I took inspiration from “A Song of Ice and Fire” for the structure, establishing multiple point of views and such, and there are certainly elements like Martin’s books. On the other hand, while his epics are relatively grounded, my book features beings like elves, and dragons, and ogre, and some new races which I took the time to create on my own.
Even some established species get twisted a bit for my own reasons, so it’s more high-fantasy like Tolkien’s work. There’s certainly a lot less sex and graphic sections than you’d find in Game of Thrones.
Themes or Messages
What themes and deeper meanings or messages can we expect to find in this book if any? Is there any deep meanings or philosophical questions being explored in the book?
Realistically, book two and future installments are going to get more into philosophical matters and things which are a bit more complex.
That’s not to say that there aren’t important themes present in “The Stranger’s Orphan”, but they are slightly less prevalent. I’d say that growth and maturity are going to always be something to look at, especially with my younger characters. Family too.
Off the wall question, but would some of the issues being explored in the book relate to us here in the real world?
I would like to think that there’s a good deal of content that is able to be related to and felt as though it could be real.
I already said my book deals heavily with fantasy, but the human connections and relationships are all human, they’re not dissimilar to our own issues and woes. Love, death, fear, all these things affect the real world and they’re all important in my work.
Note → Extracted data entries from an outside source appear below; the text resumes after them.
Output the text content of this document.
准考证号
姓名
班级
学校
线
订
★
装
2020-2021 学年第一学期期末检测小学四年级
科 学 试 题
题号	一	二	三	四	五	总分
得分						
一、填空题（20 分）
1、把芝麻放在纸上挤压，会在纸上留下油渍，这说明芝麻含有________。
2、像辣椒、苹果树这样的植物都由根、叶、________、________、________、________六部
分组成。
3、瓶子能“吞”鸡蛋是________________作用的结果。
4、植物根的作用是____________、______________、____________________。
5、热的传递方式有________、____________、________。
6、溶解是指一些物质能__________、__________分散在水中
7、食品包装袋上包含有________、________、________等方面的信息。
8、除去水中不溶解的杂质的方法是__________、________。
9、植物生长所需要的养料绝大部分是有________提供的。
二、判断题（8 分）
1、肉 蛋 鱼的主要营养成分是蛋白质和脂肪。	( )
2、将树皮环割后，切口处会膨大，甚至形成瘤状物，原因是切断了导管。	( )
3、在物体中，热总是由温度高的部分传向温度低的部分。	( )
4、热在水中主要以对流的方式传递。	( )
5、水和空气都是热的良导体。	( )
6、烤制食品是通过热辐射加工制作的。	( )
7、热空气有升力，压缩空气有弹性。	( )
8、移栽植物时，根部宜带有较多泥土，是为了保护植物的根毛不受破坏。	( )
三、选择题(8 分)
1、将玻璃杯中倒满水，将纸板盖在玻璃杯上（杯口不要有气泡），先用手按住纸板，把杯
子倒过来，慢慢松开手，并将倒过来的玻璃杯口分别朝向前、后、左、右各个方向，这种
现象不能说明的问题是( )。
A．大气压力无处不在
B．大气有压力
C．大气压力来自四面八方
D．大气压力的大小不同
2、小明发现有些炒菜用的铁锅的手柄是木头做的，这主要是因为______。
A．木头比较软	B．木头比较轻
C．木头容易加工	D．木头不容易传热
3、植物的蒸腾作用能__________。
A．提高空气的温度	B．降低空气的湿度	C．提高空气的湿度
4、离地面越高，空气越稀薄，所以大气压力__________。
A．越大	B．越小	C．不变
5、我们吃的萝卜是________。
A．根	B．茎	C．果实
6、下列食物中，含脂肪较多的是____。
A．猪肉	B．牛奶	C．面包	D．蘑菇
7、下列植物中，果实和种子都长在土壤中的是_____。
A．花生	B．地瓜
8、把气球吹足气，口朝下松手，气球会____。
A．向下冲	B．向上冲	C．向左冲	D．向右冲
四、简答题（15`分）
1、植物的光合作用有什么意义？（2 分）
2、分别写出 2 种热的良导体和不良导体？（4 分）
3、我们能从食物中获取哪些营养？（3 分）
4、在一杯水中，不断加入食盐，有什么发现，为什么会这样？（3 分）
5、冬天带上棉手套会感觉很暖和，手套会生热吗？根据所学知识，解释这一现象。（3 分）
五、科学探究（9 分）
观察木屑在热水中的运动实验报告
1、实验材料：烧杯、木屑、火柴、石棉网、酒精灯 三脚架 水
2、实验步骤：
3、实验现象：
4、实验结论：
I hope people can find lessons or realism within it.
What can you tell us about the setting that we will be seeing in this book?
My setting is kind of complicated, as the primary country of Armea is split into what I have deemed a “Tri-regency”. Essentially, this continent is divided up into three sections politically, and each one is ruled by a separate king or queen.
All three regents make their own rules and govern as they wish, but the other regents have some say and control over what happens. It’s kind of like a separation of powers situation.
What cultures or societies can we expect to see and can you tell us about how you came up with creating these societies? Was it difficult to get deep into how the societies function?
Obvious the primary focus is on humanity in my book, and all six of my point of view characters are regular people. However, readers also get glimpses into elven society during this book, and will get a bit of information regarding dragons, and other beings.
A core aspect of my series is a species of humanoid I dubbed “cylen”, which is a combination of two other races, and they will eventually play a larger role as well. The history and lore of all these cultures will continue to deepen as the story unfolds in different directions. It’s complicated.
Tell us about the history of the land or world or worlds that we will be exploring through out the book?
Armea and all the other places within my book have centuries if not more worth of history, most of which I have well laid out and thought through.
You get tastes of the crazy and important stuff which happened before The Stranger’s Orphan began, and more will come with each chapter. I can’t just give it all away though. I’ve always thought that discovering and figuring out that sort of thing on your own is half the fun in reading.
What can you tell us about some of the main characters and villains in this book?
They aren’t your typical fantasy characters. That’s what one reviewer has told me after completing The Stranger’s Orphan, and I agree completely. Aspects of classic architypes are present, like the knight and the mage, and the presence of what I think of as “Frodo-esque” backstories where a character from a rural region leaves to become something bigger than before.
The villains are also more fleshed out than some other stories out there, as I don’t want entirely black-and-white conflicts in the tale. I suppose that goes back to my Game of Thrones inspiration. There aren’t going to be too many pure bad guys in my books. I want characters who are multi-faceted, not just one-sentence cookie cutter figures.